The steps I listed on the part 1 post for me to complete:
- converting my RTC firmware from PWM input to PPS output - on github as the branch "output"
- having the RTC firmware do the temperature compensation (instead of the system) - local frequency estimate calculated every second and applied to PPS output, calculated at sub-nanosecond offsets and then dithered by the local 48MHz time base
- updating the i2c registers to include relevant state - client to dump all i2c register data
- making sure my systems have the pps-gpio kernel module - stm32mp1 kernel module
- updating my devicetrees to connect the pps-gpio module to the RTC hat's PPS output - stm32mp1 device tree patch & odroid c2 device tree overlay
- running chrony with a "local refclock" - see next section
Running chrony with a local refclock
I compiled chrony from git and started with the configuration of using my local stratum 2 (sandfish) and noselect applied to my two local stratum 1s (teensy-$N):
server sandfish.lan xleave iburst server teensy-1.lan minpoll 0 maxpoll 4 xleave noselect server teensy-2.lan minpoll 0 maxpoll 4 xleave noselect hwtimestamp * clientloglimit 1000000 # using a TCXO, better than 0.1ppm maxclockerror 0.1 # local TCXO reference refclock PPS /dev/pps0 refid TCXO poll 3 dpoll 0 local maxlockage 128
This looks fine, but it's hard to separate the contribution of the TCXO from the normal state of the system.
Next run, I set sandfish to a fixed poll interval of 1024 seconds to make the TCXO contribution more important.

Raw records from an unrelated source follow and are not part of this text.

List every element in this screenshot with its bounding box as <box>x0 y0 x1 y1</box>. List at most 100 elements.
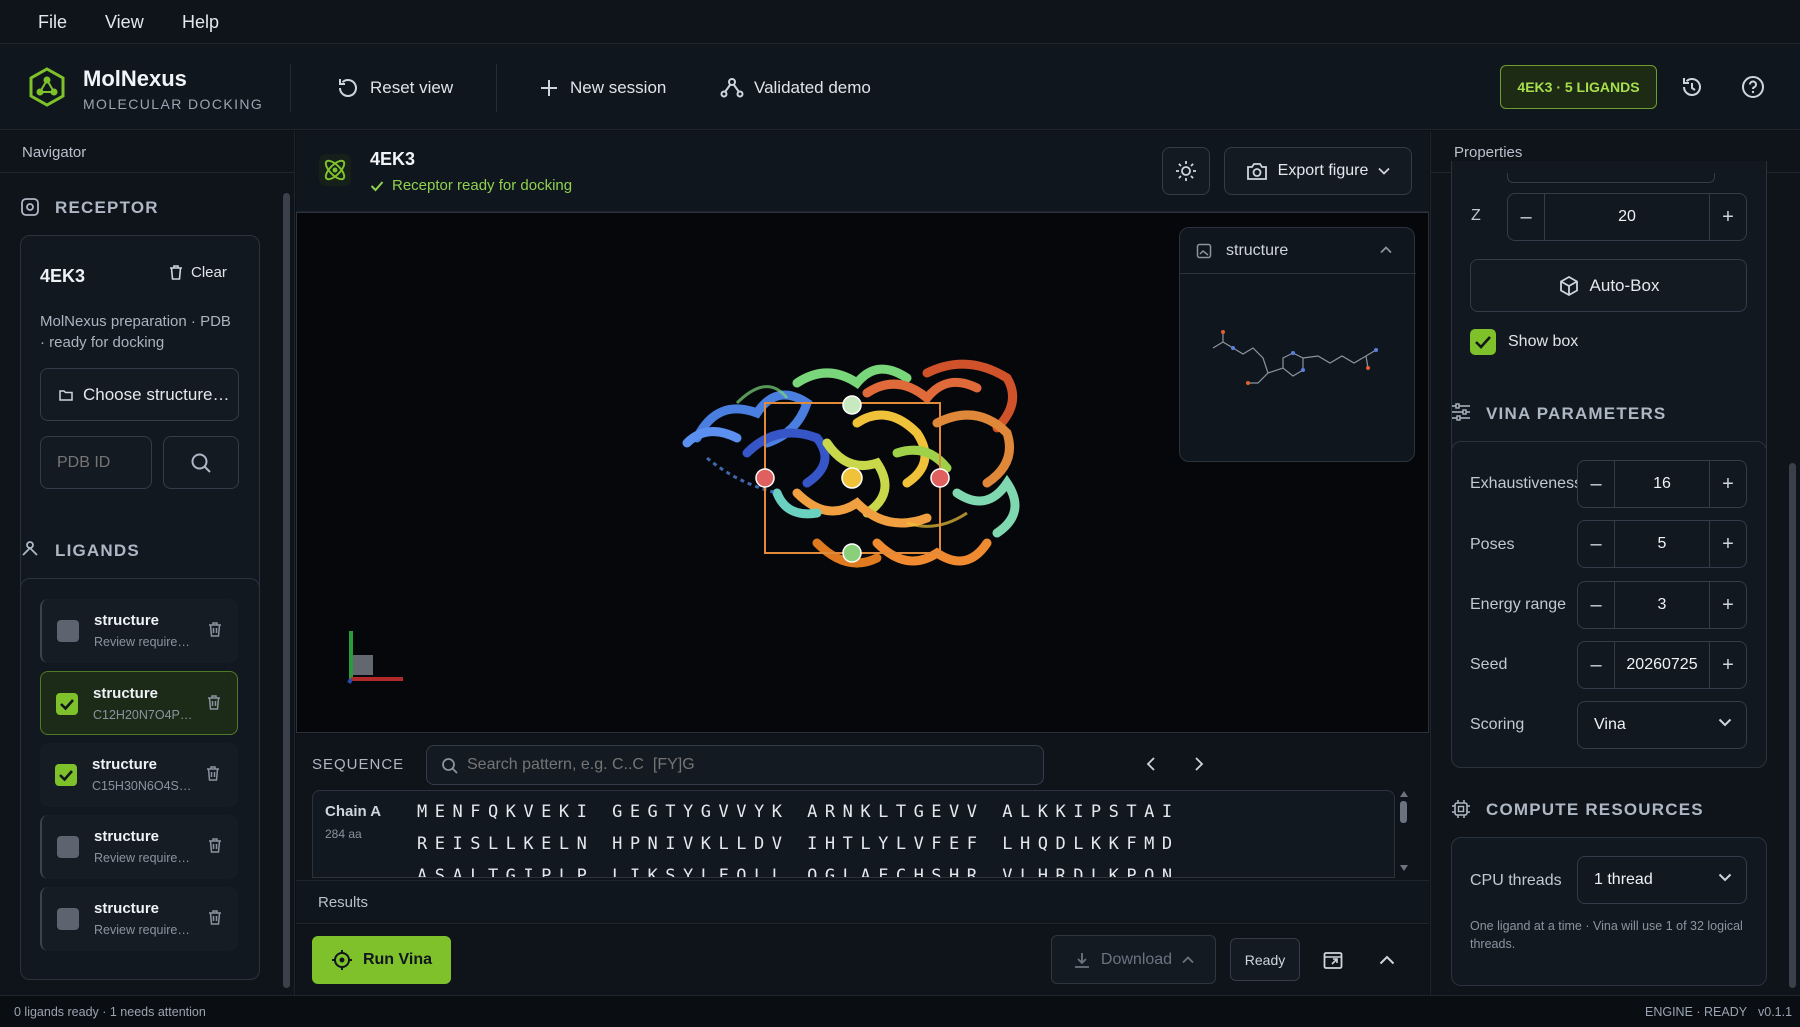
chevron-up-icon[interactable] <box>1380 246 1392 254</box>
ligand-name: structure <box>94 612 160 629</box>
menu-file[interactable]: File <box>38 12 67 33</box>
run-vina-button[interactable]: Run Vina <box>312 936 451 984</box>
chevron-right-icon[interactable] <box>1194 756 1204 772</box>
ligand-checkbox[interactable] <box>55 764 77 786</box>
check-icon <box>60 699 74 711</box>
inset-title: structure <box>1226 242 1289 259</box>
help-icon[interactable] <box>1741 75 1765 99</box>
menu-view[interactable]: View <box>105 12 144 33</box>
receptor-title: 4EK3 <box>370 149 416 169</box>
session-badge: 4EK3 · 5 LIGANDS <box>1500 65 1657 109</box>
seed-stepper[interactable]: – 20260725 + <box>1577 641 1747 689</box>
engine-status: ENGINE · READY <box>1645 1005 1748 1019</box>
properties-scrollbar[interactable] <box>1789 463 1796 988</box>
cpu-icon <box>1451 799 1471 819</box>
protein-structure[interactable] <box>677 343 1057 603</box>
param-value[interactable]: 5 <box>1614 521 1710 567</box>
trash-icon[interactable] <box>207 909 223 926</box>
ligand-formula: C12H20N7O4P… <box>93 708 193 722</box>
z-value[interactable]: 20 <box>1544 194 1710 240</box>
sequence-search[interactable] <box>426 745 1044 785</box>
export-figure-button[interactable]: Export figure <box>1224 147 1412 195</box>
properties-title: Properties <box>1454 144 1523 161</box>
sequence-viewer[interactable]: Chain A 284 aa MENFQKVEKI GEGTYGVVYK ARN… <box>312 790 1395 878</box>
list-item[interactable]: structure Review require… <box>40 599 238 663</box>
auto-box-button[interactable]: Auto-Box <box>1470 259 1747 312</box>
sequence-row[interactable]: REISLLKELN HPNIVKLLDV IHTLYLVFEF LHQDLKK… <box>417 834 1180 854</box>
validated-demo-button[interactable]: Validated demo <box>720 72 871 104</box>
show-box-checkbox[interactable] <box>1470 329 1496 355</box>
param-value[interactable]: 3 <box>1614 582 1710 628</box>
new-session-label: New session <box>570 78 667 97</box>
ligand-status: Review require… <box>94 635 190 649</box>
list-item[interactable]: structure Review require… <box>40 815 238 879</box>
ligand-checkbox[interactable] <box>56 693 78 715</box>
increment-button[interactable]: + <box>1710 582 1746 628</box>
increment-button[interactable]: + <box>1710 521 1746 567</box>
sequence-search-input[interactable] <box>467 750 1027 780</box>
pdb-search-button[interactable] <box>163 436 239 489</box>
trash-icon[interactable] <box>206 694 222 711</box>
history-icon[interactable] <box>1680 75 1704 99</box>
decrement-button[interactable]: – <box>1578 461 1614 507</box>
poses-stepper[interactable]: – 5 + <box>1577 520 1747 568</box>
plus-icon <box>541 80 557 96</box>
z-decrement-button[interactable]: – <box>1508 194 1544 240</box>
chevron-up-icon <box>1182 955 1194 963</box>
sequence-row[interactable]: MENFQKVEKI GEGTYGVVYK ARNKLTGEVV ALKKIPS… <box>417 802 1180 822</box>
decrement-button[interactable]: – <box>1578 521 1614 567</box>
choose-structure-button[interactable]: Choose structure… <box>40 368 239 421</box>
param-value[interactable]: 20260725 <box>1614 642 1710 688</box>
z-stepper[interactable]: – 20 + <box>1507 193 1747 241</box>
chevron-up-icon[interactable] <box>1379 955 1395 965</box>
param-label: Exhaustiveness <box>1470 475 1583 492</box>
list-item[interactable]: structure C12H20N7O4P… <box>40 671 238 735</box>
pdb-id-input[interactable] <box>40 436 152 489</box>
clear-button[interactable]: Clear <box>168 264 227 281</box>
new-session-button[interactable]: New session <box>538 72 666 104</box>
param-label: Seed <box>1470 656 1508 673</box>
ligand-checkbox[interactable] <box>57 908 79 930</box>
decrement-button[interactable]: – <box>1578 642 1614 688</box>
trash-icon[interactable] <box>207 621 223 638</box>
autobox-icon <box>1559 275 1578 296</box>
param-label: Poses <box>1470 536 1515 553</box>
receptor-status: Receptor ready for docking <box>370 177 572 194</box>
trash-icon[interactable] <box>205 765 221 782</box>
energy-range-stepper[interactable]: – 3 + <box>1577 581 1747 629</box>
cpu-threads-select[interactable]: 1 thread <box>1577 856 1747 904</box>
ligand-checkbox[interactable] <box>57 620 79 642</box>
reset-view-button[interactable]: Reset view <box>336 72 453 104</box>
ligand-checkbox[interactable] <box>57 836 79 858</box>
list-item[interactable]: structure Review require… <box>40 887 238 951</box>
molecule-viewport[interactable]: structure <box>296 212 1429 733</box>
exhaustiveness-stepper[interactable]: – 16 + <box>1577 460 1747 508</box>
increment-button[interactable]: + <box>1710 642 1746 688</box>
download-button[interactable]: Download <box>1051 935 1216 984</box>
ready-status-badge: Ready <box>1230 938 1300 981</box>
theme-toggle-button[interactable] <box>1162 147 1210 195</box>
increment-button[interactable]: + <box>1710 461 1746 507</box>
logo-icon <box>28 66 66 108</box>
sequence-panel: SEQUENCE Chain A 284 aa MENFQKVEKI GEGTY… <box>296 734 1429 880</box>
properties-panel: Properties Z – 20 + Auto-Box Show box VI… <box>1430 131 1800 995</box>
scoring-select[interactable]: Vina <box>1577 701 1747 749</box>
popout-icon[interactable] <box>1323 950 1343 970</box>
validated-demo-label: Validated demo <box>754 78 871 97</box>
menu-help[interactable]: Help <box>182 12 219 33</box>
sequence-scrollbar[interactable] <box>1400 791 1408 875</box>
navigator-scrollbar[interactable] <box>283 193 290 988</box>
list-item[interactable]: structure C15H30N6O4S… <box>40 743 238 807</box>
sequence-row[interactable]: ASALTGIPLP LIKSYLFQLL QGLAFCHSHR VLHRDLK… <box>417 866 1180 877</box>
scoring-value: Vina <box>1594 716 1626 733</box>
check-icon <box>1475 336 1491 349</box>
results-header[interactable]: Results <box>296 880 1429 924</box>
param-value[interactable]: 16 <box>1614 461 1710 507</box>
trash-icon[interactable] <box>207 837 223 854</box>
navigator-title: Navigator <box>22 144 87 161</box>
chevron-left-icon[interactable] <box>1146 756 1156 772</box>
chain-label: Chain A <box>325 803 382 820</box>
decrement-button[interactable]: – <box>1578 582 1614 628</box>
z-increment-button[interactable]: + <box>1710 194 1746 240</box>
action-bar: Run Vina Download Ready <box>296 925 1429 995</box>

Now any small frequency difference will show up more obviously.
Upstream clock outage
During this test, the sandfish.lan server crashed and was down for a little over 14 hours. So I got to test the system's holdover performance.
First, the last 7 samples with the crash around 11:30:
The system clock started with an offset under 10us. The steps in offset before 11:30 are chrony changing the local time to stay in sync with the measurements from sandfish. After 11:30, you can see the system doesn't blindly trust the TCXO's frequency, but keeps the system at a set frequency relative to it.
The system subtracted (slowed) the TCXO's frequency by about 12 ppb and stayed in sync with it. From the teensy-$N server data, we can estimate the system clock was around 4ppb slow (35us in 2 hours)
After sandfish came back online, the system's time jumped around a lot. I assume this was an artifact of the forced high poll interval, but I do need to experiment with this some more. The system did eventually get back into normal offsets under +/-10us.
Messing with the TCXO's timebase
The chrony logfiles only have 4 digits of precision. When I moved one of the systems with the rtc hat to another location, it powered on with the PPS at around 178ms offset. The chrony log precision at that offset is 100us steps, which makes the graphs look like stair steps.
I moved the hat PPS closer to an offset of 0ms to make the logs look nicer, and the system followed it closely. This creates havoc for awhile till the system settles back down to normal polling.
At around 4:10, I started changing the TCXO's offset. By default, the TCXO firmware adjusts offsets at a maximum rate of +/-200ppm. You can see the system just follows the TCXO and keeps the offset between the system and TCXO flat, while the real offset is showing up with the teensy-$N lines. The system only polled sandfish 4 times in this entire timeframe, and it took almost 20 minutes for it to realize there was a large offset to start correcting. It took another 20 minutes to get back into normal sync.
Takeaway from this is: when you use a local frequency reference, it can't jump around.
I'll run this for another few weeks to see how it acts. I'd also like to start estimating the effects of crystal aging on frequency.